Shavers landed cleanly on Ali – a lot.

In Round 2, the challenger timed Ali’s jab and shook him up badly with a counter right. The champ bluffed his way out of trouble and bought precious seconds, but Shavers scored with at least three more potentially fight ending shots before that pulverizing round was over.

With vastly superior boxing skills to rely upon, Ali could bank round after round. However, every once in a while Shavers would rock his world with a devastating punch.

Shavers nails Ali. Photo by The Ring/ Getty Images

Open scoring was broadcast on NBC television, and Ali’s trainer, Angelo Dundee, was receiving signals from the back of the arena to inform him that Ali was in the lead.

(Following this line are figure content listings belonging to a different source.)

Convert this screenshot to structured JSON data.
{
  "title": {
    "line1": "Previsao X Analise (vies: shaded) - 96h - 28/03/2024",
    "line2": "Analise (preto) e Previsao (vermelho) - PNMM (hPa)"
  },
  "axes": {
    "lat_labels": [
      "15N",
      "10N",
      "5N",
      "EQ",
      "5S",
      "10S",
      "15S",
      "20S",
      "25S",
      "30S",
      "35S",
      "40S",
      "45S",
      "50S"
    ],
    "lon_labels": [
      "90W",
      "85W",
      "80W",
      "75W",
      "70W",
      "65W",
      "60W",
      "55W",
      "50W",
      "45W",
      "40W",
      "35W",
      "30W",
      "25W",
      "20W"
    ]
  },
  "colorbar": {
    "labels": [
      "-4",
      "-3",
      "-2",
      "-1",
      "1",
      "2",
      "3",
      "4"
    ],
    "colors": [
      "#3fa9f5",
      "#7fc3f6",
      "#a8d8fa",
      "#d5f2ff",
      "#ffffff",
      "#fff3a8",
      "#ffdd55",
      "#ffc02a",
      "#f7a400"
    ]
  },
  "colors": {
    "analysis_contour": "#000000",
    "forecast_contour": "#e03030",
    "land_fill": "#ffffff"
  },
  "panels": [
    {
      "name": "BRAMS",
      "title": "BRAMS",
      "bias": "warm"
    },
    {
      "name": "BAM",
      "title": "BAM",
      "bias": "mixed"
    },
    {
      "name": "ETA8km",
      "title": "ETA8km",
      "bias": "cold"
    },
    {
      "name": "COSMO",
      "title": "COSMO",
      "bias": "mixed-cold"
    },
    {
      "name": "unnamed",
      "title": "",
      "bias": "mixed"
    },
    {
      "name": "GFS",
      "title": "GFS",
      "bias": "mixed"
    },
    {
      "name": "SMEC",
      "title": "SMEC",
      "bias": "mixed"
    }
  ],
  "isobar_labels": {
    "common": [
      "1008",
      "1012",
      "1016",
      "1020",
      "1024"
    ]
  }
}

At the end of the penultimate round, a dazed and battered Ali limped back to his corner in a daze. Dundee freshened him up as much as he could for the 15th and final round but it was going to be a long three minutes.

The pair duked it out in a sensational closing session. Shavers had success with the big bombs and Ali’s combination work kept him in the hunt. With less than 30 seconds remaining, “The Greatest” opened up with one of his most memorable assaults. An accurate burst of headshots had the knockout artist on the verge of being knocked out before the final bell rang.

This was Ali’s final successful title defense. He would lose to Leon Spinks in February 1978 before regaining the crown in a direct rematch seven months later.

Shavers had one more shot at glory. In September 1979, he almost put then-champion Larry Holmes through the floor with a single right hand in the seventh before succumbing to an 11th-round stoppage.